AKIPRESS.COM - Crude prices rose Thursday, reacting to increased violence in oil-producing Iraq, the Wall Street Journal said Thursday.
Brent crude for July delivery was up 1.1% at $111.13 a barrel on ICE Futures Europe. U.S. crude-oil futures were up 0.94% at $105.37 a barrel on the New York Mercantile Exchange.
Yesterday's meeting of the Organization of the Petroleum Exporting Countries concluded as expected with confirmation of the group's 30 million barrels a day target ceiling.
"However, OPEC members (read Saudi Arabia specifically) might soon have to deal with the consequences of the spiraling conflict in Iraq," where a militant group has overrun both the northern cities of Mosul and Tikrit, JBC said.

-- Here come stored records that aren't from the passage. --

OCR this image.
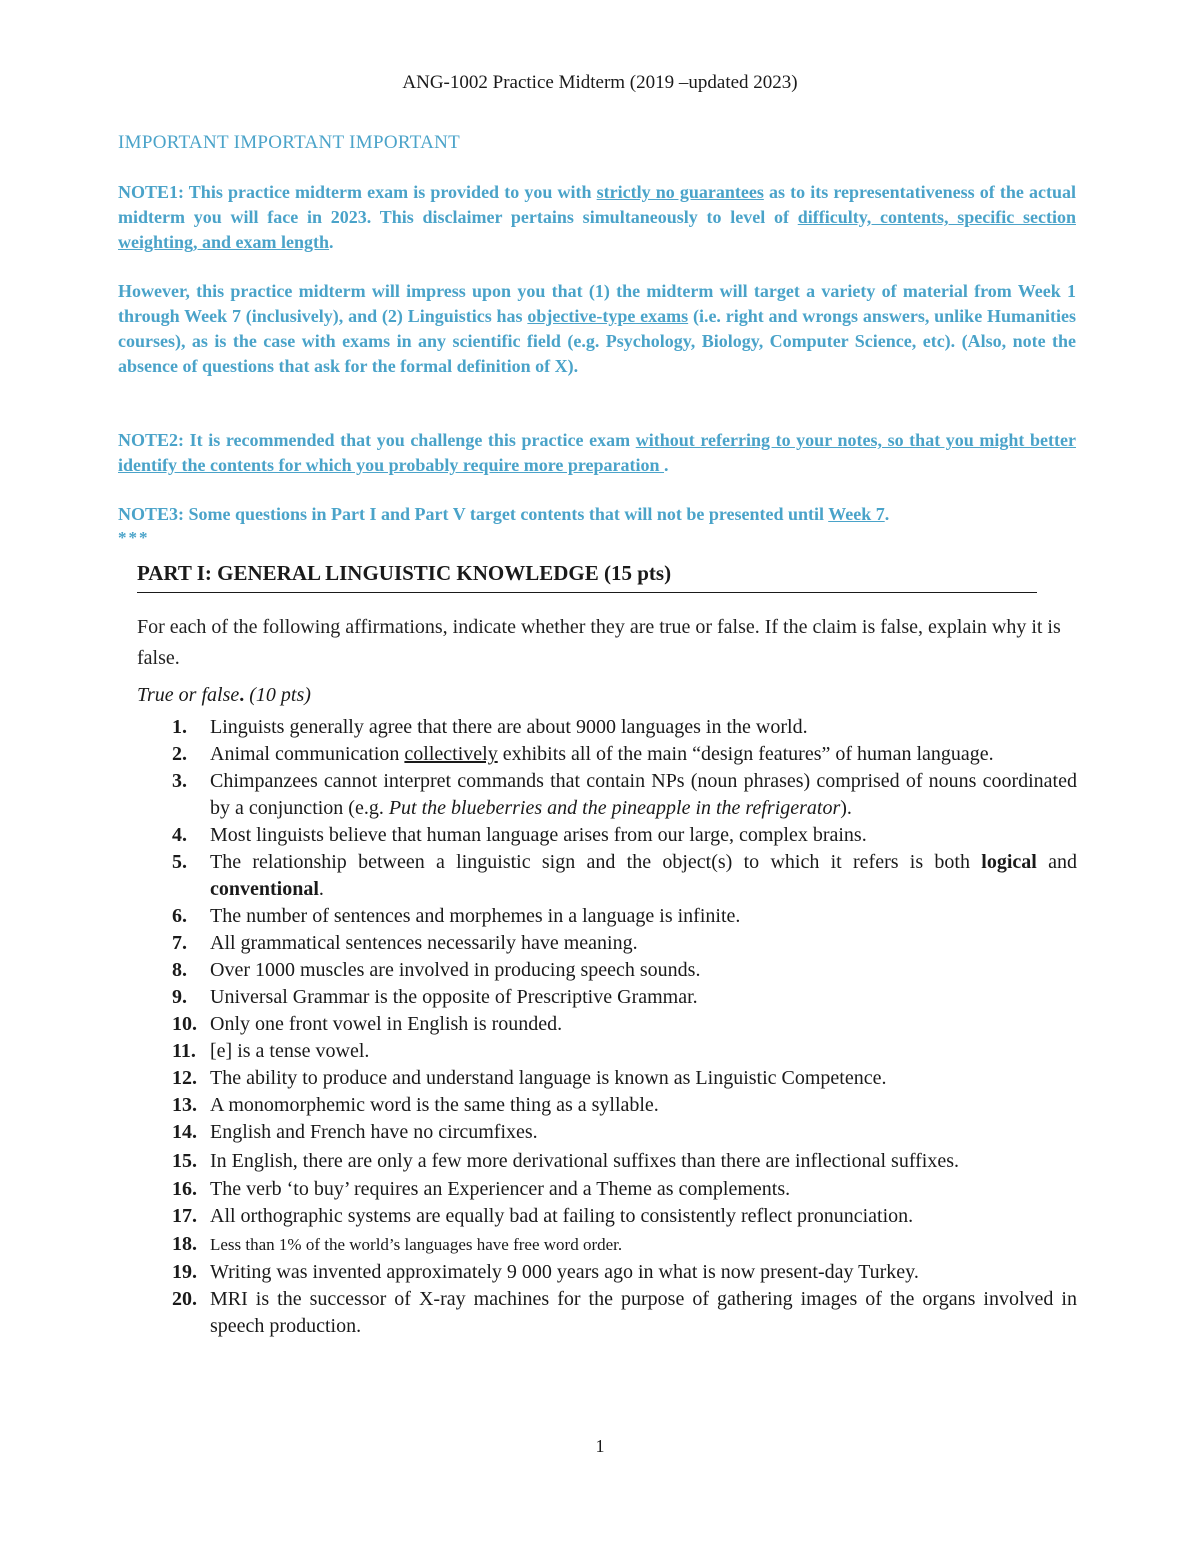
ANG-1002 Practice Midterm (2019 –updated 2023)
IMPORTANT IMPORTANT IMPORTANT
NOTE1: This practice midterm exam is provided to you with strictly no guarantees as to its representativeness of the actual midterm you will face in 2023. This disclaimer pertains simultaneously to level of difficulty, contents, specific section weighting, and exam length.
However, this practice midterm will impress upon you that (1) the midterm will target a variety of material from Week 1 through Week 7 (inclusively), and (2) Linguistics has objective-type exams (i.e. right and wrongs answers, unlike Humanities courses), as is the case with exams in any scientific field (e.g. Psychology, Biology, Computer Science, etc). (Also, note the absence of questions that ask for the formal definition of X).
NOTE2: It is recommended that you challenge this practice exam without referring to your notes, so that you might better identify the contents for which you probably require more preparation .
NOTE3: Some questions in Part I and Part V target contents that will not be presented until Week 7.
***
PART I: GENERAL LINGUISTIC KNOWLEDGE (15 pts)
For each of the following affirmations, indicate whether they are true or false. If the claim is false, explain why it is false.
True or false. (10 pts)
1. Linguists generally agree that there are about 9000 languages in the world.
2. Animal communication collectively exhibits all of the main “design features” of human language.
3. Chimpanzees cannot interpret commands that contain NPs (noun phrases) comprised of nouns coordinated by a conjunction (e.g. Put the blueberries and the pineapple in the refrigerator).
4. Most linguists believe that human language arises from our large, complex brains.
5. The relationship between a linguistic sign and the object(s) to which it refers is both logical and conventional.
6. The number of sentences and morphemes in a language is infinite.
7. All grammatical sentences necessarily have meaning.
8. Over 1000 muscles are involved in producing speech sounds.
9. Universal Grammar is the opposite of Prescriptive Grammar.
10. Only one front vowel in English is rounded.
11. [e] is a tense vowel.
12. The ability to produce and understand language is known as Linguistic Competence.
13. A monomorphemic word is the same thing as a syllable.
14. English and French have no circumfixes.
15. In English, there are only a few more derivational suffixes than there are inflectional suffixes.
16. The verb ‘to buy’ requires an Experiencer and a Theme as complements.
17. All orthographic systems are equally bad at failing to consistently reflect pronunciation.
18. Less than 1% of the world’s languages have free word order.
19. Writing was invented approximately 9 000 years ago in what is now present-day Turkey.
20. MRI is the successor of X-ray machines for the purpose of gathering images of the organs involved in speech production.
1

Iraq has been ramping up production in recent months, and has a target of 4 million barrels a day by the end of 2014. Most of the country's oil production is in the south, far from the current violence.
The situation also places Iraq's semiautonomous Kurdish region, which has begun to export oil in recent weeks, at an advantage, said analyst Malcolm Graham-Wood.
"At a time when Baghdad is under threat what better way to remind the world that their oil has a pipeline export route through Turkey?" he wrote on his blog.
He also noted that "the Iraqi oil minister at the OPEC conference…said that this trouble made an agreement with the KRG 'more likely.'"
Recently the ICE's gasoil contract for June delivery was up $9.50 at $902.50 a metric ton, while Nymex gasoline for July delivery was up 310 points at $3.0318 a gallon.